Söz konusu âyetin devamında gerçekten dürüst (sâdık) insanların ve takvâ sahibi sayılması gerekenlerin, zikredilen hasletleri kazanmış kimseler olduğu ifade edilmiştir. Burada birr kelimesiyle sıdk (doğruluk-dürüstlük) ve takvâ kelimeleri arasında, neredeyse eşanlamlı kabul edilebilecek kadar yakın bir ilişki kurulması Kur’an terminolojisi bakımından oldukça önemlidir.
Bazı âyetlerde görüleceği üzere iman, amellerin kabul edilebilirliğinin şartıdır.
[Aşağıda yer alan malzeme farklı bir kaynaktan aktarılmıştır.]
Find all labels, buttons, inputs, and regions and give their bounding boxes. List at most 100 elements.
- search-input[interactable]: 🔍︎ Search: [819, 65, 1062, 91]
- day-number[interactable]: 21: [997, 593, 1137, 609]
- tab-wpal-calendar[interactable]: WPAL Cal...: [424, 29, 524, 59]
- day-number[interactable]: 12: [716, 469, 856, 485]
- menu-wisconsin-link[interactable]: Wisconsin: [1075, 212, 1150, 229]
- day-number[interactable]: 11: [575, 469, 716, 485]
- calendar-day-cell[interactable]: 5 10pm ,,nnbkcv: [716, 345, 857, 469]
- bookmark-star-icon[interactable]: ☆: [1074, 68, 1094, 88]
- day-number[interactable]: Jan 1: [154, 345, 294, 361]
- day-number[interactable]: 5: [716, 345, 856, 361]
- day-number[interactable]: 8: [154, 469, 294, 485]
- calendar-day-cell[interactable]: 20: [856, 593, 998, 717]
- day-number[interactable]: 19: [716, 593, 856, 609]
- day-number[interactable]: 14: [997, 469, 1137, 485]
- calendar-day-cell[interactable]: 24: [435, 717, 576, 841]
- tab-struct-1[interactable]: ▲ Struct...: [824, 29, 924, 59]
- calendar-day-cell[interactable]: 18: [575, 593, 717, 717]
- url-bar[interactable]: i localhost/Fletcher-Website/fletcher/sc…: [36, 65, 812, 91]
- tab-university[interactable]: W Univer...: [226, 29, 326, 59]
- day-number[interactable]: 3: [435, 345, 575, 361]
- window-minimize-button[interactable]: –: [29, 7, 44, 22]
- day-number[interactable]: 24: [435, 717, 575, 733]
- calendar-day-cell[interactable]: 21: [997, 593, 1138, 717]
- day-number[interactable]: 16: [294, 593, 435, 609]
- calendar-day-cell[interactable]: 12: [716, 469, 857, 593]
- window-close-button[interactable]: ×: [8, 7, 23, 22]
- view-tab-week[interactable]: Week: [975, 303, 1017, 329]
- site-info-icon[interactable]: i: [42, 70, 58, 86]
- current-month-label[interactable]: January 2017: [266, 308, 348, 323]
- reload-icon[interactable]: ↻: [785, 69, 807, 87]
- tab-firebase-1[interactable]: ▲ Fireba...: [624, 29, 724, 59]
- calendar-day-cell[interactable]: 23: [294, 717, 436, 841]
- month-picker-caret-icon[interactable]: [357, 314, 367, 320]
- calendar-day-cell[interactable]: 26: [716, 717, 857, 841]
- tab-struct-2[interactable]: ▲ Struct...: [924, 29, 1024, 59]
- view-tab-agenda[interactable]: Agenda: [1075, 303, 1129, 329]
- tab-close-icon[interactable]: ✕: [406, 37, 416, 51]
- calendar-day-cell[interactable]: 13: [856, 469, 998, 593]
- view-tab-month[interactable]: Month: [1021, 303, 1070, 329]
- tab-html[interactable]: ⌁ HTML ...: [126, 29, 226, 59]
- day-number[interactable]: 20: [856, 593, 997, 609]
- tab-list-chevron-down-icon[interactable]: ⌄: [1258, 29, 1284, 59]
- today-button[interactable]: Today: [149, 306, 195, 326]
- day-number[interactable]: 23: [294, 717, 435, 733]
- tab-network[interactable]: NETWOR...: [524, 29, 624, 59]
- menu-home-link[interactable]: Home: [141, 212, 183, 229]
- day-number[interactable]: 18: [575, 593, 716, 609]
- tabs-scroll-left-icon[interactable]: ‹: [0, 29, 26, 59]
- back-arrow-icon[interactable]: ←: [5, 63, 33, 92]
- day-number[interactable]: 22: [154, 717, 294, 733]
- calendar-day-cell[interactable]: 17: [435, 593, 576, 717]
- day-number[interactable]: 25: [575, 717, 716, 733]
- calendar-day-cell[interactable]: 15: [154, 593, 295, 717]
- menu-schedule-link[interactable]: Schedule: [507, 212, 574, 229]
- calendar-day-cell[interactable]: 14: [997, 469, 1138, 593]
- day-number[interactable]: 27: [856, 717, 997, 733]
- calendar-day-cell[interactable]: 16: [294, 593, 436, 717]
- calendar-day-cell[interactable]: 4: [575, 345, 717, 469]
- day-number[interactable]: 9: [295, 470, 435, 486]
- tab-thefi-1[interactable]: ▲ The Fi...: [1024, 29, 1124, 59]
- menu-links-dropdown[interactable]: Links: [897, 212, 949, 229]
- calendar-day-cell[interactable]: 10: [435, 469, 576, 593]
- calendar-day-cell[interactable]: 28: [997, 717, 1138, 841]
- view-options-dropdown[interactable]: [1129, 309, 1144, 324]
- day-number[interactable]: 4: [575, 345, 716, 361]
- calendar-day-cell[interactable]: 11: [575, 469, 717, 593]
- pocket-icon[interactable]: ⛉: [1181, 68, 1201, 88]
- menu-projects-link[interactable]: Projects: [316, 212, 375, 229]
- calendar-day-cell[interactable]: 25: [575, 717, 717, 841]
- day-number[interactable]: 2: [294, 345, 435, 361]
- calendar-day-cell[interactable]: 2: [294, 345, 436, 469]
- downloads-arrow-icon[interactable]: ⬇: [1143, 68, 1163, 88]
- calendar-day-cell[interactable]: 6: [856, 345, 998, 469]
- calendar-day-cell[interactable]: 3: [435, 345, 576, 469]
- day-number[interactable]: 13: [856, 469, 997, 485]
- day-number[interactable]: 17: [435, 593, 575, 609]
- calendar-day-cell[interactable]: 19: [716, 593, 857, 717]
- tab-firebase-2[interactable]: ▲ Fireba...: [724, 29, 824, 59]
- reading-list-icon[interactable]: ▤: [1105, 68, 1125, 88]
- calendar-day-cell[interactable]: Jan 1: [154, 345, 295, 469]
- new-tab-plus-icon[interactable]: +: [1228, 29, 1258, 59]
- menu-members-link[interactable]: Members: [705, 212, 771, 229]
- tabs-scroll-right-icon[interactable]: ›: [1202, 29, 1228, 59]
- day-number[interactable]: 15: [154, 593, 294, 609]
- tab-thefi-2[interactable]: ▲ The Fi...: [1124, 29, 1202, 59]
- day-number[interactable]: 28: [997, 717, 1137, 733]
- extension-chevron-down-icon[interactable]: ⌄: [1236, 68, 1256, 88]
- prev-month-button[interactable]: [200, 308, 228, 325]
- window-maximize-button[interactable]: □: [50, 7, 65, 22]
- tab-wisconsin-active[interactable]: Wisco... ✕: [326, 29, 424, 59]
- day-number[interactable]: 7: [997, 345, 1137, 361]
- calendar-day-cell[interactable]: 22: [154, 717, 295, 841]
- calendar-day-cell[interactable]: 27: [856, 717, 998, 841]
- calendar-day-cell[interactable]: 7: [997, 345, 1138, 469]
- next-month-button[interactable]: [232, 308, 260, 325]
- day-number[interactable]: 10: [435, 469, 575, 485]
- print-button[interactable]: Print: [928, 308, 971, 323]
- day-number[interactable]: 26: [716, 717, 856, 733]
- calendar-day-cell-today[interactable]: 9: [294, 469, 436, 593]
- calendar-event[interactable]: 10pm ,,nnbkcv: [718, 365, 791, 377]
Mesela “Kim mümin olarak iyi amel işlerse, o kişi zulme uğramaktan ve hakkının yenmesinden korkmaz.”(Tâhâ, 20/112) âyetinden iyi amelin bir karşılık görmesi için mümin olmanın şart olduğunu anlıyoruz. Burada şart olan iman, meşrût olan amelden ayrıdır. “Eğer müminlerden iki taife birbirleriyle savaşırlarsa aralarını düzeltin”(Hucurât, 49/9) ayetinde işaret edilen gruplar birbirleriyle savaşma gibi büyük bir günah işlemelerine rağmen mümin olarak nitelenmişlerdir. Eğer amel imanla eşit olsaydı ve günah işleyenden iman gidiyor olsaydı, bu tür bir hitap mümkün olmazdı.